Once your policy incorporates strong privacy protection, you will be in a better place to engage advocacy groups concerned about the use of law enforcement drones. Pointing to specific examples of how your agency intends to use the drone and how drones have aided in search and rescue operations can also provide a positive focus to such conversations.
Retention of Data
Similar to body-camera footage, data retention issues abound when it comes to drone use. Will all video from the drone be recorded and if so, where will it be retained and for how long? How will your agency deal with footage collected of those who are not the target of criminal investigations? Can your agency freely share or disclose information gathered by the drone with other governmental agencies?
Again, some states have issued specific laws. Illinois, for example, requires law enforcement agencies to destroy all information gathered by a drone within 30 days, except when there is “reasonable suspicion that the information contains evidence of criminal activity, or the information is relevant to an ongoing investigation or pending criminal trial” (725 ILCS 167/20).
Absent any state-specific requirements, it’s probably best to treat information and footage gathered by a drone as you would other records. If your agency has a strong records retention policy, it will probably cover you for records produced by drones as well.

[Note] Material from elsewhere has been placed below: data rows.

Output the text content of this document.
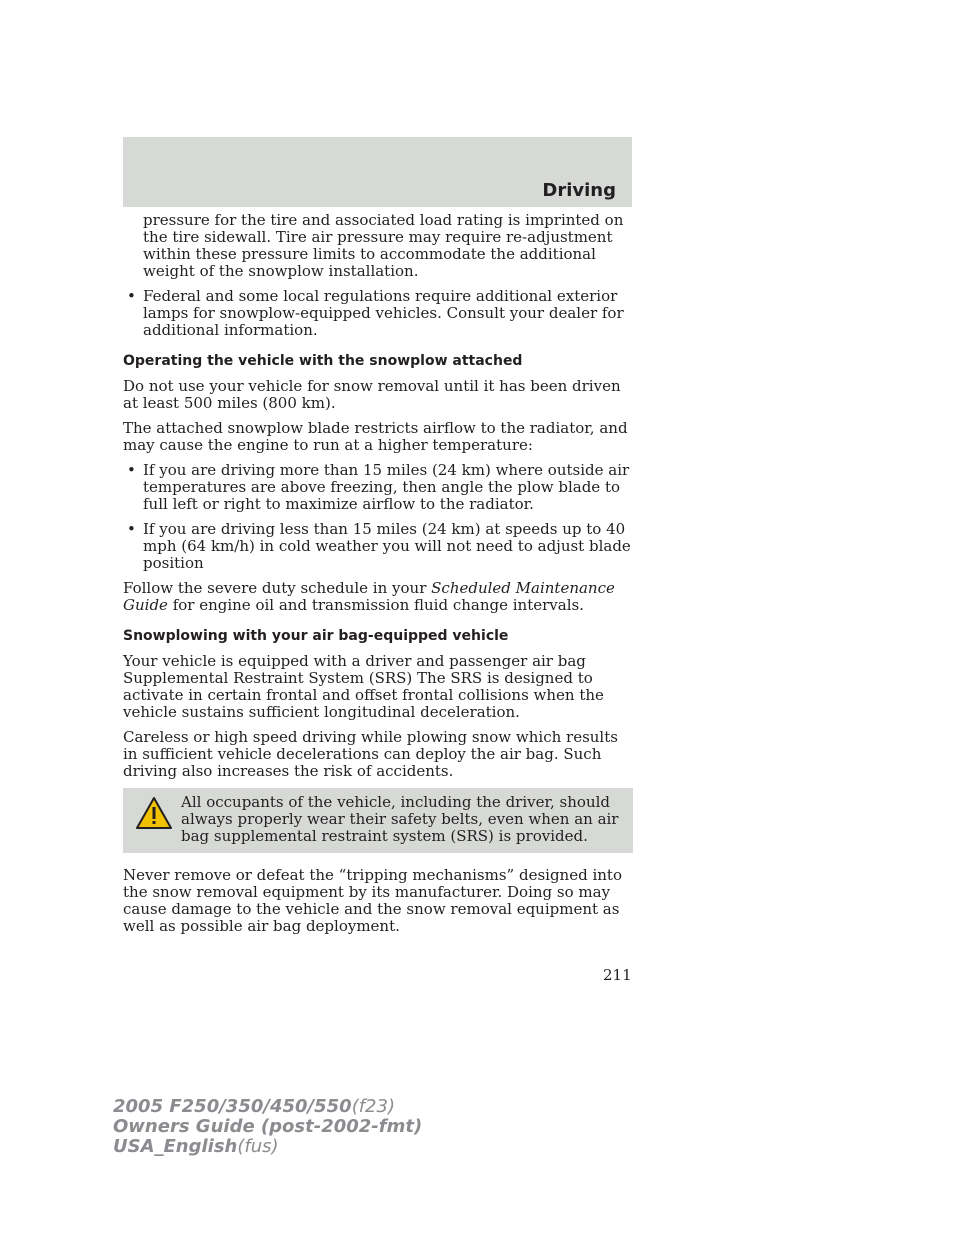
Driving
pressure for the tire and associated load rating is imprinted on the tire sidewall. Tire air pressure may require re-adjustment within these pressure limits to accommodate the additional weight of the snowplow installation.
• Federal and some local regulations require additional exterior lamps for snowplow-equipped vehicles. Consult your dealer for additional information.
Operating the vehicle with the snowplow attached

Do not use your vehicle for snow removal until it has been driven at least 500 miles (800 km).

The attached snowplow blade restricts airflow to the radiator, and may cause the engine to run at a higher temperature:

• If you are driving more than 15 miles (24 km) where outside air temperatures are above freezing, then angle the plow blade to full left or right to maximize airflow to the radiator.
• If you are driving less than 15 miles (24 km) at speeds up to 40 mph (64 km/h) in cold weather you will not need to adjust blade position

Follow the severe duty schedule in your Scheduled Maintenance Guide for engine oil and transmission fluid change intervals.

Snowplowing with your air bag-equipped vehicle

Your vehicle is equipped with a driver and passenger air bag Supplemental Restraint System (SRS) The SRS is designed to activate in certain frontal and offset frontal collisions when the vehicle sustains sufficient longitudinal deceleration.

Careless or high speed driving while plowing snow which results in sufficient vehicle decelerations can deploy the air bag. Such driving also increases the risk of accidents.

All occupants of the vehicle, including the driver, should always properly wear their safety belts, even when an air bag supplemental restraint system (SRS) is provided.

Never remove or defeat the “tripping mechanisms” designed into the snow removal equipment by its manufacturer. Doing so may cause damage to the vehicle and the snow removal equipment as well as possible air bag deployment.

211
2005 F250/350/450/550(f23)
Owners Guide (post-2002-fmt)
USA_English(fus)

Responsibilities of the Drone Coordinator
So how do you ensure you’re covering all the complex considerations of using a drone in law enforcement? A best practice is to build the role of drone coordinator into your policy. In most agencies, the drone coordinator will likely not be a separate position, but formally designating someone to coordinate your agency’s drone use helps bring consistency to operations and provides a point of contact for questions or issues.

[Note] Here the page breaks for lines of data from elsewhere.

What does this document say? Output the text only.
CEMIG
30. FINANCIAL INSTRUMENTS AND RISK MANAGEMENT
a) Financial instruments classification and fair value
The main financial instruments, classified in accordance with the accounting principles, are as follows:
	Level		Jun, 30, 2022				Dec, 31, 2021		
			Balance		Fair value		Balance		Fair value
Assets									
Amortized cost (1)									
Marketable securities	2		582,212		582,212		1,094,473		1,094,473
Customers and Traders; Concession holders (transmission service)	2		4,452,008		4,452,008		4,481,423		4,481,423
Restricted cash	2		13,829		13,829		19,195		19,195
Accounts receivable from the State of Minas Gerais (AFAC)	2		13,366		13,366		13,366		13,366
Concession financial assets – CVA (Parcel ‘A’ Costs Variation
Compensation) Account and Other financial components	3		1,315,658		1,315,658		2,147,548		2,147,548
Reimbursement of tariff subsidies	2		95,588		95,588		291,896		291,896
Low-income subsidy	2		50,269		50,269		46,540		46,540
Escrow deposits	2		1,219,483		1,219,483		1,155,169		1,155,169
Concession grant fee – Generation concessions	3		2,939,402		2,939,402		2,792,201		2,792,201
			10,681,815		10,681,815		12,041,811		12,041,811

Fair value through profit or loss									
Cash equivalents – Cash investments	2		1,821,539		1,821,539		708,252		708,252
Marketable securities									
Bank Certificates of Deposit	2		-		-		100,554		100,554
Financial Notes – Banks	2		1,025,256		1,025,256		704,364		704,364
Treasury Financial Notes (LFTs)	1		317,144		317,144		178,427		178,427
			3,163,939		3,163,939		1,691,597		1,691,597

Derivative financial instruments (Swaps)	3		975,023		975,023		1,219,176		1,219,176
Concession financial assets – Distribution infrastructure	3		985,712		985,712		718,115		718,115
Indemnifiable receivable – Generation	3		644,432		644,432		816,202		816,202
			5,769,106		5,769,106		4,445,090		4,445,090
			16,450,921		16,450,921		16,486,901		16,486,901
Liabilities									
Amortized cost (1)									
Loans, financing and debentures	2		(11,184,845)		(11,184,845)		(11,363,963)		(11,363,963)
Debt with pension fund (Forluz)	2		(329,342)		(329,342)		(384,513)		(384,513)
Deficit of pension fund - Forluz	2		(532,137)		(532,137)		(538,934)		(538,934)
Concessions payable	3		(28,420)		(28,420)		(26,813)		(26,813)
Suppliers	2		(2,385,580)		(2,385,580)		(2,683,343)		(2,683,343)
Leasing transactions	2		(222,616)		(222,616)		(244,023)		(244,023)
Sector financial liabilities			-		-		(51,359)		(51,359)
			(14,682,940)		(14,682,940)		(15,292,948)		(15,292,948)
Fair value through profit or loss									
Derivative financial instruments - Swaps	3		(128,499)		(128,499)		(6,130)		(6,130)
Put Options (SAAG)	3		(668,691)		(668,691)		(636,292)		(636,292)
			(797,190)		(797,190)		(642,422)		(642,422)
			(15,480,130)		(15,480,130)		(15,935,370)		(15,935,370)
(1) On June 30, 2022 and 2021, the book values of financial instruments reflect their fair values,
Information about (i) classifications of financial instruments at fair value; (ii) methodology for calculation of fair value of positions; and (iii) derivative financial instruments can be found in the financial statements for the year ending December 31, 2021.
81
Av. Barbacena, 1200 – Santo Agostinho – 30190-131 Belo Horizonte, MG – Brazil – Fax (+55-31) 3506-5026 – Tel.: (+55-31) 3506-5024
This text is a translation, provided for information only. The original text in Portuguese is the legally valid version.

Following are just a few responsibilities the drone coordinator can take on:
- Ensuring that all operators complete required FAA and agency training
- Developing protocols for conducting criminal investigations involving a drone, including documentation of time spent monitoring a subject
- Implementing a system for public notification of drone deployment
- Recommending program enhancements, particularly regarding safety and information security
- Issuing reports regarding drone use
Take to the Skies
When any powerful technology intersects with law enforcement, agencies are faced with a complex balancing act. On the one hand, drones represent a vast potential of new applications in public safety. On the other, agencies must ensure safe, constitutionally sound use. A clear, concise drone policy is essential in achieving this balance.
One final consideration: keeping your policy and procedures up to date. Drone laws and regulations are very much in flux, with new state legislation popping up frequently. If your agency has established or is considering establishing a drone program, you must ensure you have a way to stay current on changing federal and state regulations.